I leave the laptop at her spot at the kitchen table.
She'll read them over breakfast.
And then I creep silently through the house.
The floorboards in the hallway creak as I tiptoe past her door and hesitate just outside Knox's.
He told me to kiss him.
He's made it clear he's interested.
He held my hand.
He told me he liked me.
I turn the handle, and the door slides inward.
It's dark, the moon shining in through a pair of wide, mullioned windows.
His eyes are open wide in the silver light, aimed dead on me—a gun, too held in his hand, also aimed dead on me.
"Ottilie." He flips the safety with a snick, sets it back on his nightstand.
I pad across the floor until I'm standing over him, my toes curling into the soft carpet.
Very slowly, tentatively, as if afraid I'll spook, he lifts the blanket silently.
I climb under the blankets against the warmth of his body.

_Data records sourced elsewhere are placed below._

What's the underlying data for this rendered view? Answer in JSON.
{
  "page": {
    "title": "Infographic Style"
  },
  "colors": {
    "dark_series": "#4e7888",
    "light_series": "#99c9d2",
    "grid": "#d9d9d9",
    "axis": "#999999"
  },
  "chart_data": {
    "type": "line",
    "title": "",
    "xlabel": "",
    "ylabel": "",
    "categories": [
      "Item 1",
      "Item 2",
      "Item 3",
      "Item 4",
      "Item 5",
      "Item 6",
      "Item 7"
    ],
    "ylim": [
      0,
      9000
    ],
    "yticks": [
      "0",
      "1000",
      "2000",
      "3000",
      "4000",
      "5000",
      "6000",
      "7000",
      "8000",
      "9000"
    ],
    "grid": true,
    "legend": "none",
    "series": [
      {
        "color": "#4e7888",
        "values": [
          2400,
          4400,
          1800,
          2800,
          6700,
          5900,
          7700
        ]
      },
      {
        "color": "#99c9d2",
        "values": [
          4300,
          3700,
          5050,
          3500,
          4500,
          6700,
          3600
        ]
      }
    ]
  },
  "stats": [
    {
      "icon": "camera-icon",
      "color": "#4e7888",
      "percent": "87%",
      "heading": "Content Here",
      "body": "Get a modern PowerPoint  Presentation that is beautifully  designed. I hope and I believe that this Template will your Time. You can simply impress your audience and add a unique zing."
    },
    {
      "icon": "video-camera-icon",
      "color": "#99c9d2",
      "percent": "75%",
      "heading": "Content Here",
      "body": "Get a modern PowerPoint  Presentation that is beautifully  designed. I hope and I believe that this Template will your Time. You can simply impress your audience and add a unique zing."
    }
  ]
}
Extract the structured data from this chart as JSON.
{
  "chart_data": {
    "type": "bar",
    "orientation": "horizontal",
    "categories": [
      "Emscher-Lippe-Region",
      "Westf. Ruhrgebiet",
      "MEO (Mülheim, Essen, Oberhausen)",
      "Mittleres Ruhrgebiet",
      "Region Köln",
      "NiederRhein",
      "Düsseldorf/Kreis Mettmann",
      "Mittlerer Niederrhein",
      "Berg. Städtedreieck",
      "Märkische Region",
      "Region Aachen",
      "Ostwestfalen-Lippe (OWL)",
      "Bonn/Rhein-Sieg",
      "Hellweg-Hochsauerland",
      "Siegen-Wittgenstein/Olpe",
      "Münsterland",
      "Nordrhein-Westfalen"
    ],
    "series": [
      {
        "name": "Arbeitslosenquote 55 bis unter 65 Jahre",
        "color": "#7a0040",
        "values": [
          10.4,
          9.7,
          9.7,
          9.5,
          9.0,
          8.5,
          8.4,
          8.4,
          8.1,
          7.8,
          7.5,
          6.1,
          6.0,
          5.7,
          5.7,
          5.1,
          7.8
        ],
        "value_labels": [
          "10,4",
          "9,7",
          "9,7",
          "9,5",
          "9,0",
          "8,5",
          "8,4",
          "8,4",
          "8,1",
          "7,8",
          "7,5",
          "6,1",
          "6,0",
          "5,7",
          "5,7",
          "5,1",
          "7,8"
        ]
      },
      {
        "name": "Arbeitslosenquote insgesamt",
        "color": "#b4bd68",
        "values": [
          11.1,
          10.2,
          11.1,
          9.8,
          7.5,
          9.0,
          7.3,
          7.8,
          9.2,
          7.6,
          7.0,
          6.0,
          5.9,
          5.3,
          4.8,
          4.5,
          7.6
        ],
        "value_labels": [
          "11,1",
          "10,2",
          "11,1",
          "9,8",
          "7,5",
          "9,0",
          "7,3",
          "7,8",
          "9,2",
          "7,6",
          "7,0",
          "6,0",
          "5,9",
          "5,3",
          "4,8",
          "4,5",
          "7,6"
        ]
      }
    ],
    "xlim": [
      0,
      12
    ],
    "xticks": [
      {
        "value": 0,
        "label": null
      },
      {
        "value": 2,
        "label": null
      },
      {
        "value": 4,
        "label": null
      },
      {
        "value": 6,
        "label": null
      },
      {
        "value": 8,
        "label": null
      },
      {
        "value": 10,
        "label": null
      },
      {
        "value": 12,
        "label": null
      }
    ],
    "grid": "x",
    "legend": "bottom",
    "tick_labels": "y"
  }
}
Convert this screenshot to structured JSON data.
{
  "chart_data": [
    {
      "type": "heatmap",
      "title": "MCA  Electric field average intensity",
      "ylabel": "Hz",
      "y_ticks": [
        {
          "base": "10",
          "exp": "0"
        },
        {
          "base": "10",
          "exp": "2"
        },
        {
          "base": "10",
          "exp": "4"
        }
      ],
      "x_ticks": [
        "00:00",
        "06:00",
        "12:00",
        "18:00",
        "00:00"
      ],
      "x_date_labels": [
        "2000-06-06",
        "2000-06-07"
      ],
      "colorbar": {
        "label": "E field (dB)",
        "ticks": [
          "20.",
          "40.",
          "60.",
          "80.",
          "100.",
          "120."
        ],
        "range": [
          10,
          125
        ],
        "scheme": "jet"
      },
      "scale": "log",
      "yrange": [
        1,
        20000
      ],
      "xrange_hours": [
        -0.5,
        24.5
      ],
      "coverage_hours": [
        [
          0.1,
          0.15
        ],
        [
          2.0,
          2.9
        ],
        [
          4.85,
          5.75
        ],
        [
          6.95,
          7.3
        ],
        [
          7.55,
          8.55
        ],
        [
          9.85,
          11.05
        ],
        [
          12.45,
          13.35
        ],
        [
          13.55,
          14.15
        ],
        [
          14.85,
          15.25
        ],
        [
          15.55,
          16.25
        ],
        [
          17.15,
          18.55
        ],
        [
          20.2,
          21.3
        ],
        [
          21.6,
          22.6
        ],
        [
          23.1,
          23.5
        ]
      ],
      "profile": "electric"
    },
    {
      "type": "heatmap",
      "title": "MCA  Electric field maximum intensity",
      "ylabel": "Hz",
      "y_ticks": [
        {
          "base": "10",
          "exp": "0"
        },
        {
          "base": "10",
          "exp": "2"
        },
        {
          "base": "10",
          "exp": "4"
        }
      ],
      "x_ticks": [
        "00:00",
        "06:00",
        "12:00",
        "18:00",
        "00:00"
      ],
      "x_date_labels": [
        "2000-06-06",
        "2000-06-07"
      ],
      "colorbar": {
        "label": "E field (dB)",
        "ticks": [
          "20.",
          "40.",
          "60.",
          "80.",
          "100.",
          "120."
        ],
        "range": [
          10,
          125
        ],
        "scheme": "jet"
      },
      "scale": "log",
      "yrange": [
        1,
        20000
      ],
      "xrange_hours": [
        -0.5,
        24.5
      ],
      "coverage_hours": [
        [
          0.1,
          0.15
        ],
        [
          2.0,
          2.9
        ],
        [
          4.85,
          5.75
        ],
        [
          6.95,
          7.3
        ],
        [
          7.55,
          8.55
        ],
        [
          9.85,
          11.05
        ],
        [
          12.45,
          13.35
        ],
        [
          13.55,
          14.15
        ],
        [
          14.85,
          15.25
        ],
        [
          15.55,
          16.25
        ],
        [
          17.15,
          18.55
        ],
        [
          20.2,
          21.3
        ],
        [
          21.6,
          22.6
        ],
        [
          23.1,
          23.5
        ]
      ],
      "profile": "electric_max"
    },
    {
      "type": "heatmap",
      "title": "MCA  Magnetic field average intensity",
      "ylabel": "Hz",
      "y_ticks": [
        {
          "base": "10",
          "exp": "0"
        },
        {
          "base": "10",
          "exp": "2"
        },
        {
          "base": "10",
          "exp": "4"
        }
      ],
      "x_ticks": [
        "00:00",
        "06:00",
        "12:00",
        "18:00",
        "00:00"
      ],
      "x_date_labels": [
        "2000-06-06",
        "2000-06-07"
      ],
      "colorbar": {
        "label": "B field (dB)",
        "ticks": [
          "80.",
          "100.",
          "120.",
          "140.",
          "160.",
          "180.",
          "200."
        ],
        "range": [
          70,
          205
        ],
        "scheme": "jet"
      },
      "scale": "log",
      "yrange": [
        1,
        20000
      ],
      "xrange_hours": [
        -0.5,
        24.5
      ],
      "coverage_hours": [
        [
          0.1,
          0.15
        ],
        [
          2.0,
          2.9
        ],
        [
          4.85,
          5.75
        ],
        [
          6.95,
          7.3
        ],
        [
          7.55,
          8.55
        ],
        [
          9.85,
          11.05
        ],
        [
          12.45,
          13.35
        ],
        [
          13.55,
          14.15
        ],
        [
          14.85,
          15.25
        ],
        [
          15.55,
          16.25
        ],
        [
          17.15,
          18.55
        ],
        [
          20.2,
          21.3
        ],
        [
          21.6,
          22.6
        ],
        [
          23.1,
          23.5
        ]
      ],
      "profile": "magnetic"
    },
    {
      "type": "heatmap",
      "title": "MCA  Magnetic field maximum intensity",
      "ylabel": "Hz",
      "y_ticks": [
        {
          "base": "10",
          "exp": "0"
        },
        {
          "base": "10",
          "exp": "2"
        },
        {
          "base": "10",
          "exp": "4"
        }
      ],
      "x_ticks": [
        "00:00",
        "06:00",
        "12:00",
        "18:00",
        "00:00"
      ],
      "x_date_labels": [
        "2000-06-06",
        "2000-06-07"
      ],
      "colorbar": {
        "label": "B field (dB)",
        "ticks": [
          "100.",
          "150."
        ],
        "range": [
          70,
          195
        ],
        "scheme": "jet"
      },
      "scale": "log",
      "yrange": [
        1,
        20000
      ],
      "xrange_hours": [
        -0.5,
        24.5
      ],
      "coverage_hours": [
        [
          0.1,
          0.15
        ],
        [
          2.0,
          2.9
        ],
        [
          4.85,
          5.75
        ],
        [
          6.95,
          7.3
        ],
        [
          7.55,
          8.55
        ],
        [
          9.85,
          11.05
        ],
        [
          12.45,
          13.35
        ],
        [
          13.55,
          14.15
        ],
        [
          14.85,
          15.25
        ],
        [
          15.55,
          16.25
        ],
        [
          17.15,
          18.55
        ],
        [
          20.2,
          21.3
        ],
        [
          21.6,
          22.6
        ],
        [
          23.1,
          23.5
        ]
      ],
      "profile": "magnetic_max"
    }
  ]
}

The covers rustle as our bodies find their way into one another.
His arm wraps around me, hauling me close, so his chest settles against my back, his chest rising as he breathes me in with a sound that mirrors the relief I feel to be touching him again.
His lips touch the top of my head.
"Was that a kiss?" I ask, voice breathy and faint.
His lips.
I want to feel them.
So so badly.
He rumbles out a sleepy negative. "First kiss is on you."
My stomach twists. "It felt like a kiss."
"If that's what a kiss feels like to you, we have some serious work to do."
His bigger body is curled behind me, his arm around me tight. Right where his groin presses against my bottom, I can feel him, thick and hard, and it has rational thought fleeing my mind, and a stuporousness, a desperate need taking its place, a full body flush.
Hot, desperately hot.
I wriggle, and it makes it worse. So much worse, that thick, hard weight of him shifts, ends up resting, hot and heavy, throbbing tangibly, against my bottom.
I'm excruciatingly aware of it.
Desperately aware.
Fixated on it.
His chest rises and falls behind me, air wafting in the cold air to feather across my ear, my neck, my back.
He pulls his hips away, the hot length of him leaving my bottom, taking the tantalizing promise it offers away from me.
The air and the covers and our breathing settles.
It goes cool around us, dark.
But I'm still hot.
So hot.
Desperately so, distractingly so.
So much it's not clear thought that has me sliding my hand down into the waistband of my sleep pants, down between my legs; it's instinct.
He's the one who told me to remove the sock from my mouth and say what I had to say. I assume that means I should also do what I need to do.
"What are you doing?" Knox asks. His voice isn't sleepy anymore.
Not at all.
"You know what I'm doing," I whisper back.
"I really don't, Ottilie. What are you doing?"
My breath is coming so fast, dizzyingly fast, so fast if we were standing, I think I'd fall over. "I'm thinking of you."